Longest lasting engine, most would say honda, you want a smoother ride would probably be polaris, Kawasaki makes a good work horse but will wear you out on a long ride, best in snow would probably be the Suzuki King quad, but in 700 + not 400. 

All will do you a good job if you take care of them and just like cars some will be lemons. 

Of course these are just opinions from riding and researching info before I bought mine. But I had specific needs that I was reasearching.

And good info has been given on what to look for, also look for dents and bends in the frame and racks for signs of heavy use or abuse.

Oh, things I would personally want are: independent suspension, be able to go from 4x4 to 2x4, I really like ESI, because my altitude varies, and good ground clearance.


----------



## Frisco Pete (Sep 22, 2007)

Shouldn't this thread be in the VEHICLES section (Trucks, SUVs, boats, *ATV*s...) rather than "Firearms, gear, equipment"?


----------



## Nor-tah (Dec 16, 2007)

Honda Foreman


----------



## deadicated1 (Mar 17, 2008)

> Shouldn't this thread be in the VEHICLES section (Trucks, SUVs, boats, ATVs...) rather than "Firearms, gear, equipment"?


nope.

he will haul his *firearm* (bow) and *gear,* and *equipment* with the machine in question


----------



## smoothy1975 (Jun 8, 2009)

You guys have all given great advice, and i will be using it for bow hunting purposes. One, to get further in ( but not off the trrails ) and two to help bring the bugger out when I do finally get one! third, for recreational fun with the fam. I cannot afford a new one so I am looking at used. is there an age limit on the ATV that would deter you from buying.

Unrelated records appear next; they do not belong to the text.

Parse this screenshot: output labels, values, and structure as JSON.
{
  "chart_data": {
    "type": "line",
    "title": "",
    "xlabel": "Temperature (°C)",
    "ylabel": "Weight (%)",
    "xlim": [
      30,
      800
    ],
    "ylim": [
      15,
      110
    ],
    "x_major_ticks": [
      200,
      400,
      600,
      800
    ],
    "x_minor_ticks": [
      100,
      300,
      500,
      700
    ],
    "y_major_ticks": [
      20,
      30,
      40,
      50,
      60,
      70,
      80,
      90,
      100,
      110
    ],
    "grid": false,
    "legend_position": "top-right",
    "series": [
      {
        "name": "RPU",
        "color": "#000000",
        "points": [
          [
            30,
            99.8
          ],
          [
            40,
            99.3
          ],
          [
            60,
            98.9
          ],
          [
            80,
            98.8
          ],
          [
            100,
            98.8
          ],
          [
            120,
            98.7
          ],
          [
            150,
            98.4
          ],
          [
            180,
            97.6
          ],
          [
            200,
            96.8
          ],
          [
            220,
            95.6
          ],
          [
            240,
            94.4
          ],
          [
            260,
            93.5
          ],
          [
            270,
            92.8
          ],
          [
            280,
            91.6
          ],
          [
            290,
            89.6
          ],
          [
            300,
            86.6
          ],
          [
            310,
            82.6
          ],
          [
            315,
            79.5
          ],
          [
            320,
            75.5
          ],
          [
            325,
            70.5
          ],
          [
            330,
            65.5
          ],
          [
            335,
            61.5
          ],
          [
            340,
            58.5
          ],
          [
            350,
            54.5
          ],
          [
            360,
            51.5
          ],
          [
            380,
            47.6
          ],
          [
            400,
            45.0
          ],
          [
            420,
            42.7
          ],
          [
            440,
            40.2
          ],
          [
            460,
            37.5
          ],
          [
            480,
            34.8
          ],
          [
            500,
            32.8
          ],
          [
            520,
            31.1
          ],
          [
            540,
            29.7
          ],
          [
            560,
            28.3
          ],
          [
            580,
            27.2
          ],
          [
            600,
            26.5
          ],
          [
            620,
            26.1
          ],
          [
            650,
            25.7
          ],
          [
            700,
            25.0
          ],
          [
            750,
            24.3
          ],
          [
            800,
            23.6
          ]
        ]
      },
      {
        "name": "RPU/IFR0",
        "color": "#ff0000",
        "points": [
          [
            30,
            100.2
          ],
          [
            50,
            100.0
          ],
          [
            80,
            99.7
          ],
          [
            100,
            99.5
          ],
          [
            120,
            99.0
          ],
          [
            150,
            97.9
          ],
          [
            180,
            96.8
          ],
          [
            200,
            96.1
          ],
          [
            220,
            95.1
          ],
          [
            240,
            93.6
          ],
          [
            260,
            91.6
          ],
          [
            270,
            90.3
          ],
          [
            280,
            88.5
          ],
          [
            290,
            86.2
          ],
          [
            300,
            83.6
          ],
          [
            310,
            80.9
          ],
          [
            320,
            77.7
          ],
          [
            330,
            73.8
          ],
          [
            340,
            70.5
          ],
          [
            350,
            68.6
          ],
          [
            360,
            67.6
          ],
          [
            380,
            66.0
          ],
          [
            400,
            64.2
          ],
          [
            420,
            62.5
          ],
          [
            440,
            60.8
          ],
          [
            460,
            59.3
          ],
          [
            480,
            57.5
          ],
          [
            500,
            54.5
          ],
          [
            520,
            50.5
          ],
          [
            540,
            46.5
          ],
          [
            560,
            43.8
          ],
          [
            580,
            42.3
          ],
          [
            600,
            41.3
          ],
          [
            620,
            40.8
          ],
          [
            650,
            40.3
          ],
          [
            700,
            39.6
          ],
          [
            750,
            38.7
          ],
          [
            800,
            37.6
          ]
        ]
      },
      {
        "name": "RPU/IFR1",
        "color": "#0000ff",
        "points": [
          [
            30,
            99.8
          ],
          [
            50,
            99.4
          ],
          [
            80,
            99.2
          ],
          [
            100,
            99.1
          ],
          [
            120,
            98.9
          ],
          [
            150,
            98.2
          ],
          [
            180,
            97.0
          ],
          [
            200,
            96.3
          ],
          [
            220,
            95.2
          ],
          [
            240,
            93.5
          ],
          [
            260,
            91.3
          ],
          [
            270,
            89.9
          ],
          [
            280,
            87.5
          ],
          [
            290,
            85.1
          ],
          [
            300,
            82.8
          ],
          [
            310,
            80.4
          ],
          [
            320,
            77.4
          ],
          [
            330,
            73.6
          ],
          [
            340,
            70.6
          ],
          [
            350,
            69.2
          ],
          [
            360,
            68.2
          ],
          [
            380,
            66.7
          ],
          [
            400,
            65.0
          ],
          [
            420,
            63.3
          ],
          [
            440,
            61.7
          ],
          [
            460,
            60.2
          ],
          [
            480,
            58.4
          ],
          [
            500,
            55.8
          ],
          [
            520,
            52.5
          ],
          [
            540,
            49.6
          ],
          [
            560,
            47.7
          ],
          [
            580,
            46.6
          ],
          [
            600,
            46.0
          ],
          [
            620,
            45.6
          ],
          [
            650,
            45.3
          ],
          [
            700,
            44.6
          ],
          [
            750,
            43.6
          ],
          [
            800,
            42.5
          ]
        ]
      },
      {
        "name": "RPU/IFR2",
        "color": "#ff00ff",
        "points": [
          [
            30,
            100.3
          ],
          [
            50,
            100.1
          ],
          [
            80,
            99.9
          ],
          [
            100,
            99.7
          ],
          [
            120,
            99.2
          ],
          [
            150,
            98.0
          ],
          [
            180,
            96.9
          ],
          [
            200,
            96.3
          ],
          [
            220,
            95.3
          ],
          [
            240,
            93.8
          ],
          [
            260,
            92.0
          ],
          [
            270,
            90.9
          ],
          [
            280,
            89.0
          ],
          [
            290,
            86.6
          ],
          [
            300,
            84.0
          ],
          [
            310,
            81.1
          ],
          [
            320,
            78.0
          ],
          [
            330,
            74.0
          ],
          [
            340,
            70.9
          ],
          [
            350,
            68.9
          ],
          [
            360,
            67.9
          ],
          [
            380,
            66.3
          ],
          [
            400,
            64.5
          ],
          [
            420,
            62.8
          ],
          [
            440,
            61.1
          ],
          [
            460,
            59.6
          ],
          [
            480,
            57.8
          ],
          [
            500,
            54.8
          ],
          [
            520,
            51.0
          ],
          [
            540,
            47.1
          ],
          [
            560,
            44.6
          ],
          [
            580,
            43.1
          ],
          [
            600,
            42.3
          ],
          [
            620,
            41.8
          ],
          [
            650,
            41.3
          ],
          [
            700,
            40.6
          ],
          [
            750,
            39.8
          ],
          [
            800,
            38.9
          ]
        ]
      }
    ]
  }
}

Is ten years too old...15?


----------



## bowgy (Oct 10, 2007)

> is there an age limit on the ATV that would deter you from buying


That would be determined by the other info provided above, how well was it taken care of and how many miles or hours does it have on it.

I bought a 1989 Kawasaki Bayou 300 2x4 a few years back and put a few hundred more miles on the dirt roads hunting and playing and 2 years ago I gave it to a guy for redoing the seats in my boat, his family used it for about a year and he gave it to his brother in law when he moved and I think it is still going strong.


----------



## stillhuntin (Feb 14, 2008)

+1 for Honda. Foreman ES 
Age would make no difference to me. Condition. If you question it's condition, don't buy it, or taske it to a mechanic for an opinion.


----------